While the company’s model is currently focused on its mostly Western European clientele, Dr. Popovici is confident the product can be trained on any painting, given enough data. 

“Our AI doesn’t have a preference between training on Western or Eastern art, as long as there’s an adequate number of images for training,” she said. “On average, a minimum of 100 images serves as a baseline for training and can take between several hours and 1-2 days.” 

But there are limitations to this technology. Most notably, the AI is only geared toward validating a work through comparison to authentic pieces. If there was a group of paintings done by a pupil but incorrectly attributed to their master, the algorithm wouldn’t be able to group them together or identify them as sharing similarities. This is where AI leavens the work of art historians.  
 
“We believe that art and AI operate together in a dynamic interchange that expands our horizons,” said Dr. Popovici. Without a wider contextual knowledge of the art world, without human intuition about people and socio-history, AI isn’t more than a tool without its laborer. With rigorous data and training, though, AI can help elevate the work of scholars and historians. 

Build and discover 

For many, though, AI is more than a tool for scholars and sellers. People like Dr. Ahmed Elgammal, founder of the AI art platform Playform, see it as a nascent field for the working artist. 

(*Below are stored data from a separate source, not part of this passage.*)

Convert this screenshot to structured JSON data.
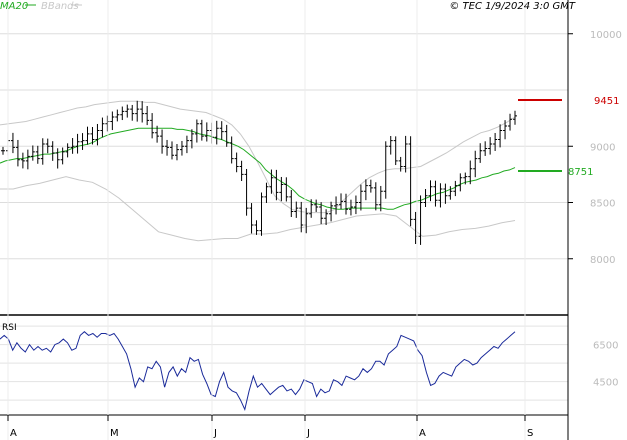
{
  "header": {
    "ma_label": "MA20",
    "bb_label": "BBands",
    "source": "© TEC 1/9/2024 3:0 GMT"
  },
  "colors": {
    "ma": "#22aa22",
    "bbands": "#c8c8c8",
    "price": "#000000",
    "rsi": "#1a2a9a",
    "resistance": "#cc0000",
    "support": "#22aa22"
  },
  "chart_data": [
    {
      "type": "ohlc",
      "ylim": [
        7500,
        10300
      ],
      "y_ticks": [
        8000,
        8500,
        9000,
        10000
      ],
      "y_tick_labels": [
        "8000",
        "8500",
        "9000",
        "10000"
      ],
      "x_tick_labels": [
        "A",
        "M",
        "J",
        "J",
        "A",
        "S"
      ],
      "grid": true,
      "series": [
        {
          "name": "MA20"
        },
        {
          "name": "BBands"
        }
      ],
      "close": [
        8960,
        9050,
        8990,
        8880,
        8870,
        8910,
        8950,
        8890,
        9020,
        9000,
        8940,
        8880,
        8950,
        8990,
        9000,
        9040,
        9050,
        9110,
        9060,
        9140,
        9200,
        9220,
        9260,
        9280,
        9310,
        9330,
        9290,
        9330,
        9290,
        9230,
        9120,
        9090,
        9000,
        8990,
        8920,
        8970,
        9000,
        9050,
        9110,
        9200,
        9090,
        9140,
        9080,
        9160,
        9130,
        9030,
        8890,
        8820,
        8750,
        8450,
        8300,
        8250,
        8550,
        8640,
        8720,
        8590,
        8660,
        8550,
        8420,
        8450,
        8300,
        8400,
        8480,
        8460,
        8360,
        8400,
        8470,
        8480,
        8510,
        8440,
        8460,
        8500,
        8600,
        8650,
        8630,
        8480,
        8600,
        9000,
        9050,
        8870,
        8820,
        9020,
        8350,
        8200,
        8500,
        8560,
        8640,
        8520,
        8620,
        8560,
        8600,
        8650,
        8720,
        8730,
        8800,
        8890,
        8960,
        8980,
        9020,
        9060,
        9140,
        9180,
        9240,
        9270
      ],
      "ma20": [
        8850,
        8870,
        8880,
        8890,
        8890,
        8900,
        8910,
        8920,
        8930,
        8930,
        8940,
        8950,
        8960,
        8980,
        9000,
        9010,
        9020,
        9040,
        9070,
        9090,
        9110,
        9120,
        9130,
        9140,
        9150,
        9160,
        9160,
        9160,
        9160,
        9160,
        9160,
        9160,
        9150,
        9150,
        9140,
        9130,
        9110,
        9100,
        9090,
        9070,
        9060,
        9040,
        9020,
        9000,
        8970,
        8930,
        8890,
        8850,
        8790,
        8750,
        8710,
        8680,
        8650,
        8610,
        8560,
        8530,
        8510,
        8490,
        8480,
        8460,
        8450,
        8440,
        8440,
        8450,
        8450,
        8450,
        8450,
        8450,
        8450,
        8450,
        8440,
        8440,
        8460,
        8480,
        8490,
        8510,
        8520,
        8540,
        8560,
        8580,
        8590,
        8610,
        8630,
        8660,
        8680,
        8690,
        8700,
        8720,
        8730,
        8750,
        8760,
        8780,
        8790,
        8810
      ],
      "bb_upper": [
        9190,
        9200,
        9210,
        9220,
        9240,
        9260,
        9280,
        9300,
        9320,
        9340,
        9350,
        9370,
        9380,
        9390,
        9400,
        9400,
        9400,
        9390,
        9390,
        9370,
        9350,
        9330,
        9320,
        9310,
        9300,
        9270,
        9240,
        9190,
        9110,
        9000,
        8860,
        8710,
        8560,
        8490,
        8440,
        8420,
        8410,
        8410,
        8410,
        8440,
        8520,
        8590,
        8660,
        8720,
        8760,
        8790,
        8800,
        8800,
        8810,
        8820,
        8860,
        8900,
        8940,
        8990,
        9040,
        9080,
        9120,
        9140,
        9170,
        9210,
        9260
      ],
      "bb_lower": [
        8620,
        8620,
        8650,
        8670,
        8700,
        8730,
        8700,
        8680,
        8620,
        8540,
        8440,
        8340,
        8240,
        8210,
        8180,
        8160,
        8170,
        8180,
        8180,
        8220,
        8220,
        8230,
        8260,
        8280,
        8300,
        8320,
        8350,
        8380,
        8390,
        8400,
        8380,
        8290,
        8200,
        8210,
        8240,
        8260,
        8270,
        8290,
        8320,
        8340
      ]
    },
    {
      "type": "line",
      "ylabel": "RSI",
      "ylim": [
        27,
        81
      ],
      "y_ticks": [
        45,
        65
      ],
      "y_tick_labels": [
        "4500",
        "6500"
      ],
      "values": [
        68,
        70,
        68,
        62,
        66,
        63,
        61,
        65,
        62,
        64,
        62,
        63,
        61,
        65,
        66,
        68,
        66,
        62,
        63,
        70,
        72,
        70,
        71,
        69,
        71,
        71,
        70,
        71,
        68,
        64,
        60,
        52,
        42,
        47,
        45,
        53,
        52,
        56,
        53,
        42,
        50,
        53,
        48,
        52,
        50,
        58,
        56,
        57,
        49,
        44,
        38,
        37,
        45,
        50,
        42,
        40,
        39,
        35,
        30,
        40,
        48,
        42,
        44,
        41,
        38,
        40,
        42,
        43,
        40,
        41,
        38,
        41,
        46,
        45,
        44,
        37,
        41,
        39,
        40,
        46,
        45,
        43,
        48,
        47,
        46,
        48,
        52,
        50,
        52,
        56,
        56,
        54,
        60,
        62,
        64,
        70,
        69,
        68,
        67,
        62,
        59,
        50,
        43,
        44,
        48,
        50,
        49,
        48,
        53,
        55,
        57,
        56,
        54,
        55,
        58,
        60,
        62,
        64,
        63,
        66,
        68,
        70,
        72
      ]
    }
  ],
  "annotations": {
    "resistance": {
      "value": 9451,
      "label": "9451"
    },
    "support": {
      "value": 8751,
      "label": "8751"
    }
  },
  "rsi_panel": {
    "label": "RSI"
  }
}
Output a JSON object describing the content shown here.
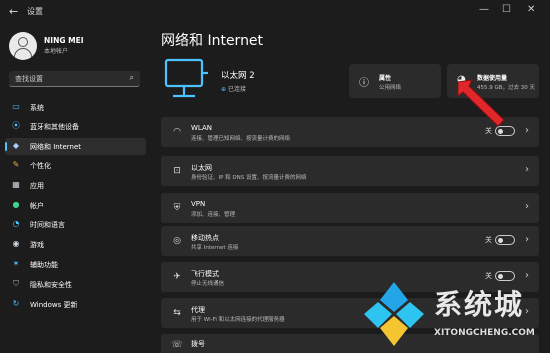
{
  "window": {
    "title": "设置",
    "back": "←",
    "minimize": "—",
    "maximize": "☐",
    "close": "✕"
  },
  "user": {
    "name": "NING MEI",
    "account": "本地帐户"
  },
  "search": {
    "placeholder": "查找设置",
    "icon": "search-icon"
  },
  "sidebar": {
    "items": [
      {
        "label": "系统",
        "icon": "monitor-icon",
        "active": false,
        "color": "#4cc2ff"
      },
      {
        "label": "蓝牙和其他设备",
        "icon": "bluetooth-icon",
        "active": false,
        "color": "#4cc2ff"
      },
      {
        "label": "网络和 Internet",
        "icon": "network-icon",
        "active": true,
        "color": "#aaccff"
      },
      {
        "label": "个性化",
        "icon": "brush-icon",
        "active": false,
        "color": "#f2b544"
      },
      {
        "label": "应用",
        "icon": "apps-icon",
        "active": false,
        "color": "#cfd8e3"
      },
      {
        "label": "帐户",
        "icon": "person-icon",
        "active": false,
        "color": "#3fd28b"
      },
      {
        "label": "时间和语言",
        "icon": "globe-clock-icon",
        "active": false,
        "color": "#4cc2ff"
      },
      {
        "label": "游戏",
        "icon": "gamepad-icon",
        "active": false,
        "color": "#cfd8e3"
      },
      {
        "label": "辅助功能",
        "icon": "accessibility-icon",
        "active": false,
        "color": "#4cc2ff"
      },
      {
        "label": "隐私和安全性",
        "icon": "shield-icon",
        "active": false,
        "color": "#aaaaaa"
      },
      {
        "label": "Windows 更新",
        "icon": "update-icon",
        "active": false,
        "color": "#4cc2ff"
      }
    ]
  },
  "main": {
    "title": "网络和 Internet",
    "connection": {
      "name": "以太网 2",
      "status": "已连接"
    },
    "properties": {
      "title": "属性",
      "subtitle": "公用网络",
      "icon": "info-icon"
    },
    "data_usage": {
      "title": "数据使用量",
      "subtitle": "455.9 GB，过去 30 天",
      "icon": "pie-icon"
    },
    "rows": [
      {
        "title": "WLAN",
        "desc": "连接、管理已知网络、按流量计费的网络",
        "icon": "wifi-icon",
        "state": "关",
        "toggle": true
      },
      {
        "title": "以太网",
        "desc": "身份验证、IP 和 DNS 设置、按流量计费的网络",
        "icon": "ethernet-icon",
        "state": "",
        "toggle": false
      },
      {
        "title": "VPN",
        "desc": "添加、连接、管理",
        "icon": "vpn-shield-icon",
        "state": "",
        "toggle": false
      },
      {
        "title": "移动热点",
        "desc": "共享 Internet 连接",
        "icon": "hotspot-icon",
        "state": "关",
        "toggle": true
      },
      {
        "title": "飞行模式",
        "desc": "停止无线通信",
        "icon": "airplane-icon",
        "state": "关",
        "toggle": true
      },
      {
        "title": "代理",
        "desc": "用于 Wi-Fi 和以太网连接的代理服务器",
        "icon": "proxy-icon",
        "state": "",
        "toggle": false
      },
      {
        "title": "拨号",
        "desc": "",
        "icon": "dialup-icon",
        "state": "",
        "toggle": false
      }
    ]
  },
  "watermark": {
    "text": "系统城",
    "url": "XITONGCHENG.COM"
  },
  "colors": {
    "accent": "#4cc2ff",
    "annotation_arrow": "#e0282c"
  }
}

“Every artist needs an identity. Photographers needed to discover ways to assert that identity in the 19th century, and it took time to convince the world that art wasn’t just paint on a canvas,” Elgammal said. “AI is an art, a medium, and a tool; and that’s where a new artistic identity will be forged.” 

Playform, unlike other generative AI, is trained on data offered by the user. Instead of scraping art without the consent of artists via the internet, Playform asks users to upload their own datasets. The users can choose masterworks that are in the public domain or upload their own work, then watch as the model reflects back its interpretation of the data. 

Illustration depicting the layers and the process of Artificial Intelligence art authentication.

“AI is not one size fits all, and every artist will use the technology how they want. What we find driving most users to our platform is that control of your own model,” explained Elgammal. “Artists want to execute a concept, no matter what they make, so working with the model to produce your vision is just as much a skill as knowing what kind of canvas or paint brushes to use.” 

The barrier to entry in this field has been lowered. The data to train these models took up entire servers, but it’s possible for an artist to carry the mold of their artistic AI in their pocket, on a single industrious flash drive. For Elgammal, this represents an opportunity to flip the narrative of art and AI’s relationship. 

“Much of AI art began with technologists, not artists, and those tools required a lot of knowledge to get the most out of them,” said Elgammal. “That’s why Playform is so important; we aren’t for making a social media graphic, we’re focused on artistic identity, control, and privacy.” 

Like with art validation, it’s clear that AI enhances artistic vision. Without someone to curate styles, artists, ideas, subject matter, or techniques, the model would be rudderless. It can assign values and make connections, but it can’t make sense of what it’s made, nor what it means. 

Irreplicable, irreplaceable 

There’s much ado about AI in the arts, and it’s not without reason. But the reality is that people aren’t lining up to see Art Bot Beta-73’s exhibit at The Met, and maybe they never will.  

Illustration of crowded classic art museum with empty AI art exhibit.

“A couple of years ago, galleries were interested in AI exhibits, but recently there is some backlash,” Elgammal said. “Until we figure out the difference between making art and images, I don’t think there’s anything to worry about.” 

That distinction between images and art is key. Images are for mere consumption in a tweet or TikTok. But art—whether it be written, visual, or musical—is necessarily about humanity. AI offers new tools to explore and express it, but it’s always been up to us to make sense of it all.